PwC’s Sam Marsden and Derrick Vickers look to have wangled a result from the West Australian Supreme Court in their fight with receivers over a deed fund surplus on the Pluton Resources job.
In November last year the pair – in their capacity as Pluton’s liquidators – applied for orders relating to the question of Pluton’s entitlement to $835,021.94, left in a deed fund following the termination of a Deed of Company Arrangement (DoCA) binding Pluton’s creditors on July 21, 2016. Marsden and Vickers had been the DoCA’s deed administrators.
Objecting to their application were Pluton’s receivers and managers, Brian Hughes and Daniel Bredenkamp of Pitcher Partners.
The Pitcher’s pair were acting on behalf of their appointor, General Nice Recursos Comercial Offshore De Macau Limitada (GNR) and its related entity World Systems Capital Investment Ltd (BVI) (World Systems).
GNR had loaned Pluton $28 million in 2013 and registered the relevant security deed on the Personal Property Securities Register (PPSR).

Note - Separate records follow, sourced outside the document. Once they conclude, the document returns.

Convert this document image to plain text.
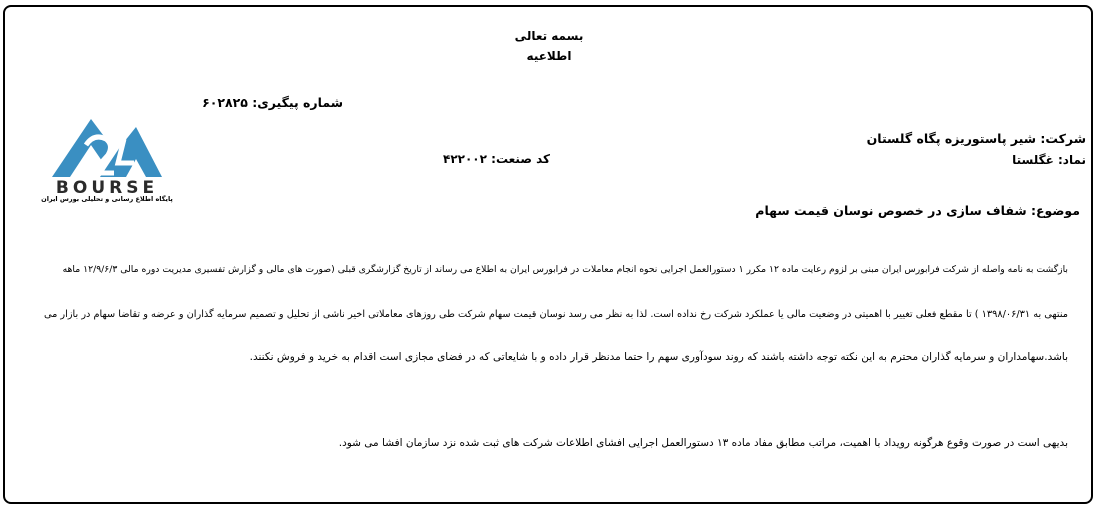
بسمه تعالی
اطلاعیه
شماره پیگیری: ۶۰۲۸۲۵
BOURSE
پایگاه اطلاع رسانی و تحلیلی بورس ایران
شرکت: شیر پاستوریزه پگاه گلستان
نماد: غگلستا
کد صنعت: ۴۲۲۰۰۲
موضوع: شفاف سازی در خصوص نوسان قیمت سهام
بازگشت به نامه واصله از شرکت فرابورس ایران مبنی بر لزوم رعایت ماده ۱۲ مکرر ۱ دستورالعمل اجرایی نحوه انجام معاملات در فرابورس ایران به اطلاع می رساند از تاریخ گزارشگری قبلی (صورت های مالی و گزارش تفسیری مدیریت دوره مالی ۱۲/۹/۶/۳ ماهه
منتهی به ۱۳۹۸/۰۶/۳۱ ) تا مقطع فعلی تغییر با اهمیتی در وضعیت مالی یا عملکرد شرکت رخ نداده است. لذا به نظر می رسد نوسان قیمت سهام شرکت طی روزهای معاملاتی اخیر ناشی از تحلیل و تصمیم سرمایه گذاران و عرضه و تقاضا سهام در بازار می
باشد.سهامداران و سرمایه گذاران محترم به این نکته توجه داشته باشند که روند سودآوری سهم را حتما مدنظر قرار داده و با شایعاتی که در فضای مجازی است اقدام به خرید و فروش نکنند.
بدیهی است در صورت وقوع هرگونه رویداد با اهمیت، مراتب مطابق مفاد ماده ۱۳ دستورالعمل اجرایی افشای اطلاعات شرکت های ثبت شده نزد سازمان افشا می شود.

According to the judge Craig Sanderson, “GNR is what is known as an ‘all PAP no exception security holder’.
“That is to say the security provided covers all ‘property, rights and undertakings’ of Pluton whether present or future, whether real or personal property, whether tangible or intangible, and no matter where located.”

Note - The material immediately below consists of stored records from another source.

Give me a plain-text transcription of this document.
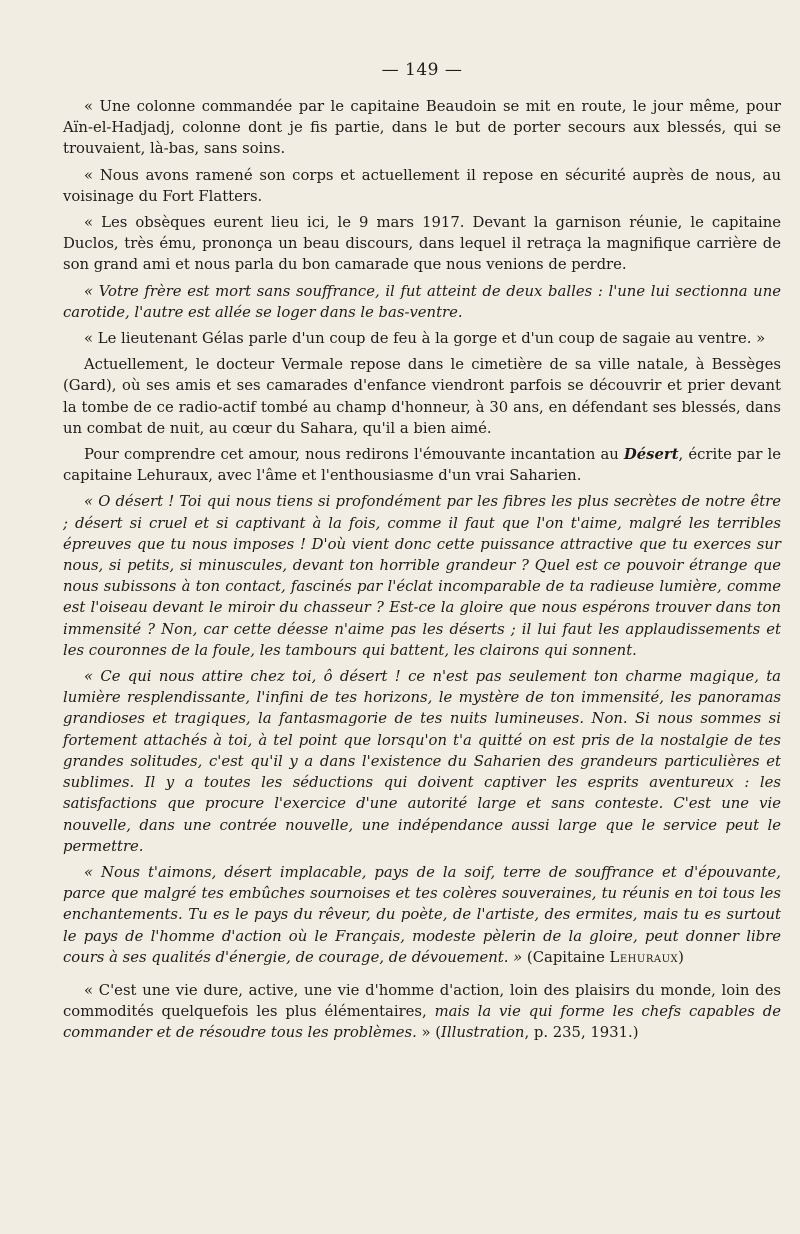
— 149 —

« Une colonne commandée par le capitaine Beaudoin se mit en route, le jour même, pour Aïn-el-Hadjadj, colonne dont je fis partie, dans le but de porter secours aux blessés, qui se trouvaient, là-bas, sans soins.

« Nous avons ramené son corps et actuellement il repose en sécurité auprès de nous, au voisinage du Fort Flatters.

« Les obsèques eurent lieu ici, le 9 mars 1917. Devant la garnison réunie, le capitaine Duclos, très ému, prononça un beau discours, dans lequel il retraça la magnifique carrière de son grand ami et nous parla du bon camarade que nous venions de perdre.

« Votre frère est mort sans souffrance, il fut atteint de deux balles : l'une lui sectionna une carotide, l'autre est allée se loger dans le bas-ventre.

« Le lieutenant Gélas parle d'un coup de feu à la gorge et d'un coup de sagaie au ventre. »

Actuellement, le docteur Vermale repose dans le cimetière de sa ville natale, à Bessèges (Gard), où ses amis et ses camarades d'enfance viendront parfois se découvrir et prier devant la tombe de ce radio-actif tombé au champ d'honneur, à 30 ans, en défendant ses blessés, dans un combat de nuit, au cœur du Sahara, qu'il a bien aimé.

Pour comprendre cet amour, nous redirons l'émouvante incantation au Désert, écrite par le capitaine Lehuraux, avec l'âme et l'enthousiasme d'un vrai Saharien.

« O désert ! Toi qui nous tiens si profondément par les fibres les plus secrètes de notre être ; désert si cruel et si captivant à la fois, comme il faut que l'on t'aime, malgré les terribles épreuves que tu nous imposes ! D'où vient donc cette puissance attractive que tu exerces sur nous, si petits, si minuscules, devant ton horrible grandeur ? Quel est ce pouvoir étrange que nous subissons à ton contact, fascinés par l'éclat incomparable de ta radieuse lumière, comme est l'oiseau devant le miroir du chasseur ? Est-ce la gloire que nous espérons trouver dans ton immensité ? Non, car cette déesse n'aime pas les déserts ; il lui faut les applaudissements et les couronnes de la foule, les tambours qui battent, les clairons qui sonnent.

« Ce qui nous attire chez toi, ô désert ! ce n'est pas seulement ton charme magique, ta lumière resplendissante, l'infini de tes horizons, le mystère de ton immensité, les panoramas grandioses et tragiques, la fantasmagorie de tes nuits lumineuses. Non. Si nous sommes si fortement attachés à toi, à tel point que lorsqu'on t'a quitté on est pris de la nostalgie de tes grandes solitudes, c'est qu'il y a dans l'existence du Saharien des grandeurs particulières et sublimes. Il y a toutes les séductions qui doivent captiver les esprits aventureux : les satisfactions que procure l'exercice d'une autorité large et sans conteste. C'est une vie nouvelle, dans une contrée nouvelle, une indépendance aussi large que le service peut le permettre.

« Nous t'aimons, désert implacable, pays de la soif, terre de souffrance et d'épouvante, parce que malgré tes embûches sournoises et tes colères souveraines, tu réunis en toi tous les enchantements. Tu es le pays du rêveur, du poète, de l'artiste, des ermites, mais tu es surtout le pays de l'homme d'action où le Français, modeste pèlerin de la gloire, peut donner libre cours à ses qualités d'énergie, de courage, de dévouement. » (Capitaine Lehuraux)

« C'est une vie dure, active, une vie d'homme d'action, loin des plaisirs du monde, loin des commodités quelquefois les plus élémentaires, mais la vie qui forme les chefs capables de commander et de résoudre tous les problèmes. » (Illustration, p. 235, 1931.)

Not surprisingly Hughes and Bredenkamp argue that the surplus funds “are property to which the security interest created by the General Security Deed between the first plaintiff and General Nice Recursos Comercial Offshore de Macau Limitada (GNR) dated 29 April 2013 (Security Deed) attaches;
“That GNR’s security interest in the Fund created by the Security Deed is perfected and enforceable for the purposes of the Personal Property Securities Act 2009; and (c) the Receivers, having been appointed by GNR under the Security Deed, are entitled to immediately take possession of the Fund as receivers and managers of the property of the first plaintiff.” (Pluton Resources).

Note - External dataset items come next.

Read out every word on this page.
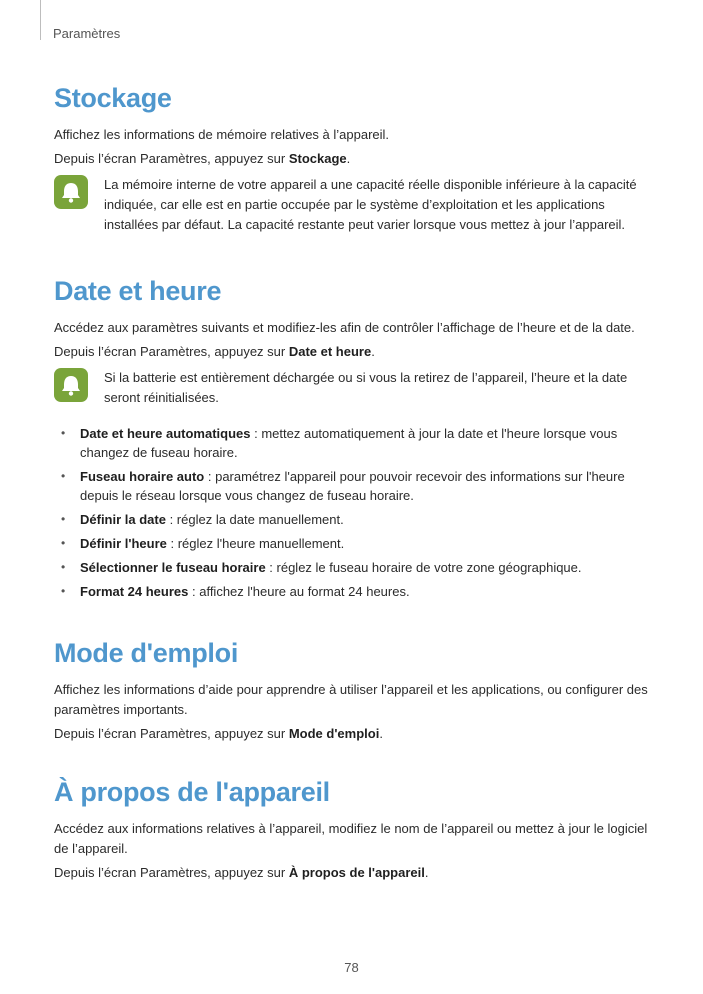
Paramètres
Stockage

Affichez les informations de mémoire relatives à l’appareil.

Depuis l’écran Paramètres, appuyez sur Stockage.

La mémoire interne de votre appareil a une capacité réelle disponible inférieure à la capacité indiquée, car elle est en partie occupée par le système d’exploitation et les applications installées par défaut. La capacité restante peut varier lorsque vous mettez à jour l’appareil.

Date et heure

Accédez aux paramètres suivants et modifiez-les afin de contrôler l’affichage de l’heure et de la date.

Depuis l’écran Paramètres, appuyez sur Date et heure.

Si la batterie est entièrement déchargée ou si vous la retirez de l’appareil, l’heure et la date seront réinitialisées.

• Date et heure automatiques : mettez automatiquement à jour la date et l'heure lorsque vous changez de fuseau horaire.
• Fuseau horaire auto : paramétrez l'appareil pour pouvoir recevoir des informations sur l'heure depuis le réseau lorsque vous changez de fuseau horaire.
• Définir la date : réglez la date manuellement.
• Définir l'heure : réglez l'heure manuellement.
• Sélectionner le fuseau horaire : réglez le fuseau horaire de votre zone géographique.
• Format 24 heures : affichez l'heure au format 24 heures.
Mode d'emploi

Affichez les informations d’aide pour apprendre à utiliser l’appareil et les applications, ou configurer des paramètres importants.

Depuis l’écran Paramètres, appuyez sur Mode d'emploi.

À propos de l'appareil

Accédez aux informations relatives à l’appareil, modifiez le nom de l’appareil ou mettez à jour le logiciel de l’appareil.

Depuis l’écran Paramètres, appuyez sur À propos de l'appareil.

78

The argument that seemed to win if for the liquidators was that the fund could not be captured by the PPSA because of how it was brought into existence via the Pluton DoCA.
“In this case the Fund established pursuant to the DOCA cannot be said to be a consensual transaction,” the judge said.
“It is an arrangement which draws upon the law to achieve a certain result – a result that can only be achieved by meeting the terms of the DOCA. Accordingly, I am not satisfied the Fund is a security interest and it follows GNR has no rights against that interest.”